Yes. She was at home. I was shown into the drawing-
room and found her sitting with a book upon her lap.

"You are an early visitor, Austin," said she, smiling.

"And you have been an even earlier one," I answered.

She looked puzzled. "What do you mean?" she asked.

"You have not been out to-day?"

"No, certainly not."

"Agatha," said I seriously, "would you mind telling me
exactly what you have done this morning?"

She laughed at my earnestness.

"You've got on your professional look, Austin. See
what comes of being engaged to a man of science.
However, I will tell you, though I can't imagine what
you want to know for. I got up at eight. I
breakfasted at half-past. I came into this room at ten
minutes past nine and began to read the `Memoirs of
Mme. de Remusat.' In a few minutes I did the French
lady the bad compliment of dropping to sleep over her
pages, and I did you, sir, the very flattering one of
dreaming about you. It is only a few minutes since I
woke up."

"And found yourself where you had been before?"

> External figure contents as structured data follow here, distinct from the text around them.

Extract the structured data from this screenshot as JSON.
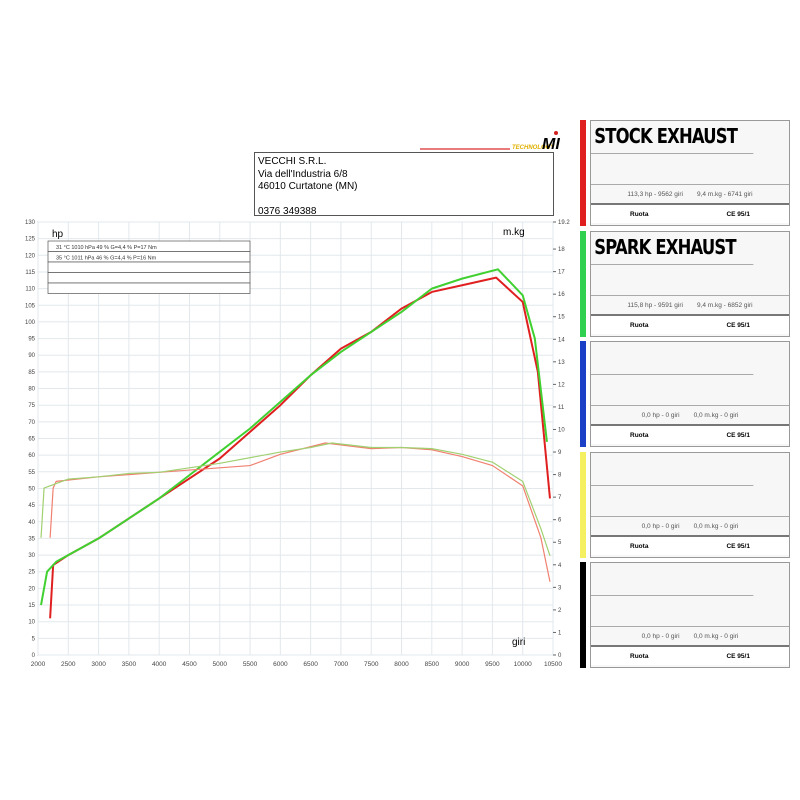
{
  "header": {
    "company": "VECCHI S.R.L.",
    "street": "Via dell'Industria 6/8",
    "city": "46010 Curtatone (MN)",
    "phone": "0376 349388",
    "logo_text": "TECHNOLOGY MI SYSTEMS"
  },
  "chart_data": {
    "type": "line",
    "xlabel": "giri",
    "ylabel": "hp",
    "y2label": "m.kg",
    "xlim": [
      2000,
      10500
    ],
    "ylim": [
      0,
      130
    ],
    "y2lim": [
      0,
      19.2
    ],
    "xticks": [
      2000,
      2500,
      3000,
      3500,
      4000,
      4500,
      5000,
      5500,
      6000,
      6500,
      7000,
      7500,
      8000,
      8500,
      9000,
      9500,
      10000,
      10500
    ],
    "yticks": [
      0,
      5,
      10,
      15,
      20,
      25,
      30,
      35,
      40,
      45,
      50,
      55,
      60,
      65,
      70,
      75,
      80,
      85,
      90,
      95,
      100,
      105,
      110,
      115,
      120,
      125,
      130
    ],
    "y2ticks": [
      0,
      1,
      2,
      3,
      4,
      5,
      6,
      7,
      8,
      9,
      10,
      11,
      12,
      13,
      14,
      15,
      16,
      17,
      18,
      19.2
    ],
    "grid": true,
    "conditions": [
      "31 °C   1010 hPa   49 %   G=4,4 %   P=17 Nm",
      "35 °C   1011 hPa   46 %   G=4,4 %   P=16 Nm",
      "",
      "",
      ""
    ],
    "series": [
      {
        "name": "STOCK EXHAUST",
        "quantity": "hp",
        "color": "#e02020",
        "x": [
          2200,
          2250,
          2500,
          3000,
          3500,
          4000,
          4500,
          5000,
          5500,
          6000,
          6500,
          7000,
          7500,
          8000,
          8500,
          9000,
          9562,
          10000,
          10250,
          10450
        ],
        "values": [
          11,
          27,
          30,
          35,
          41,
          47,
          53,
          59,
          67,
          75,
          84,
          92,
          97,
          104,
          109,
          111,
          113.3,
          106,
          85,
          47
        ]
      },
      {
        "name": "SPARK EXHAUST",
        "quantity": "hp",
        "color": "#40d030",
        "x": [
          2050,
          2150,
          2300,
          3000,
          3500,
          4000,
          4500,
          5000,
          5500,
          6000,
          6500,
          7000,
          7500,
          8000,
          8500,
          9000,
          9591,
          10000,
          10200,
          10400
        ],
        "values": [
          15,
          25,
          28,
          35,
          41,
          47,
          54,
          61,
          68,
          76,
          84,
          91,
          97,
          103,
          110,
          113,
          115.8,
          108,
          95,
          64
        ]
      },
      {
        "name": "STOCK EXHAUST",
        "quantity": "m.kg",
        "color": "#f08070",
        "x": [
          2200,
          2250,
          2300,
          3000,
          4000,
          5000,
          5500,
          6000,
          6741,
          7500,
          8000,
          8500,
          9000,
          9500,
          10000,
          10300,
          10450
        ],
        "values": [
          5.2,
          7.4,
          7.7,
          7.9,
          8.1,
          8.3,
          8.4,
          8.9,
          9.4,
          9.15,
          9.2,
          9.1,
          8.8,
          8.4,
          7.5,
          5.2,
          3.25
        ]
      },
      {
        "name": "SPARK EXHAUST",
        "quantity": "m.kg",
        "color": "#a0d070",
        "x": [
          2050,
          2100,
          2500,
          3000,
          3500,
          4000,
          4500,
          5000,
          6000,
          6500,
          6852,
          7500,
          8000,
          8500,
          9000,
          9500,
          10000,
          10300,
          10450
        ],
        "values": [
          5.2,
          7.4,
          7.8,
          7.9,
          8.05,
          8.1,
          8.3,
          8.5,
          9.0,
          9.2,
          9.4,
          9.2,
          9.2,
          9.15,
          8.9,
          8.55,
          7.7,
          5.6,
          4.4
        ]
      }
    ]
  },
  "panels": [
    {
      "title": "STOCK EXHAUST",
      "color": "#e02020",
      "hp": "113,3 hp - 9562 giri",
      "torque": "9,4 m.kg - 6741 giri",
      "mode": "Ruota",
      "norm": "CE 95/1"
    },
    {
      "title": "SPARK EXHAUST",
      "color": "#30d050",
      "hp": "115,8 hp - 9591 giri",
      "torque": "9,4 m.kg - 6852 giri",
      "mode": "Ruota",
      "norm": "CE 95/1"
    },
    {
      "title": "",
      "color": "#1a40c8",
      "hp": "0,0 hp - 0 giri",
      "torque": "0,0 m.kg - 0 giri",
      "mode": "Ruota",
      "norm": "CE 95/1"
    },
    {
      "title": "",
      "color": "#f4f060",
      "hp": "0,0 hp - 0 giri",
      "torque": "0,0 m.kg - 0 giri",
      "mode": "Ruota",
      "norm": "CE 95/1"
    },
    {
      "title": "",
      "color": "#000000",
      "hp": "0,0 hp - 0 giri",
      "torque": "0,0 m.kg - 0 giri",
      "mode": "Ruota",
      "norm": "CE 95/1"
    }
  ]
}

"Why, where else should I find myself?"

"Would you mind telling me, Agatha, what it was that
you dreamed about me? It really is not mere curiosity
on my part."

"I merely had a vague impression that you came into it.
I cannot recall any thing definite."

"If you have not been out to-day, Agatha, how is it
that your shoes are dusty?"

A pained look came over her face.

"Really, Austin, I do not know what is the matter with
you this morning. One would almost think that you
doubted my word. If my boots are dusty, it must be, of
course, that I have put on a pair which the maid had
not cleaned."

It was perfectly evident that she knew nothing whatever
about the matter, and I reflected that, after all,
perhaps it was better that I should not enlighten her.
It might frighten her, and could serve no good purpose
that I could see. I said no more about it, therefore,
and left shortly afterward to give my lecture.

But I am immensely impressed. My horizon of scientific
possibilities has suddenly been enormously extended. I
no longer wonder at Wilson's demonic energy and
enthusiasm. Who would not work hard who had a vast
virgin field ready to his hand? Why, I have known the
novel shape of a nucleolus, or a trifling peculiarity
of striped muscular fibre seen under a 300-diameter
lens, fill me with exultation. How petty do such
researches seem when compared with this one which
strikes at the very roots of life and the nature of the
soul! I had always looked upon spirit as a product of
matter. The brain, I thought, secreted the mind, as
the liver does the bile. But how can this be when I
see mind working from a distance and playing upon
matter as a musician might upon a violin? The body
does not give rise to the soul, then, but is rather the
rough instrument by which the spirit manifests itself.
The windmill does not give rise to the wind, but only
indicates it. It was opposed to my whole habit of
thought, and yet it was undeniably possible and worthy
of investigation.

And why should I not investigate it? I see that under
yesterday's date I said: "If I could see something
positive and objective, I might be tempted to approach
it from the physiological aspect." Well, I have got my
test. I shall be as good as my word. The
investigation would, I am sure, be of immense interest.
Some of my colleagues might look askance at it, for
science is full of unreasoning prejudices, but if
Wilson has the courage of his convictions, I can afford
to have it also. I shall go to him to-morrow morning--
to him and to Miss Penclosa. If she can show us so
much, it is probable that she can show us more.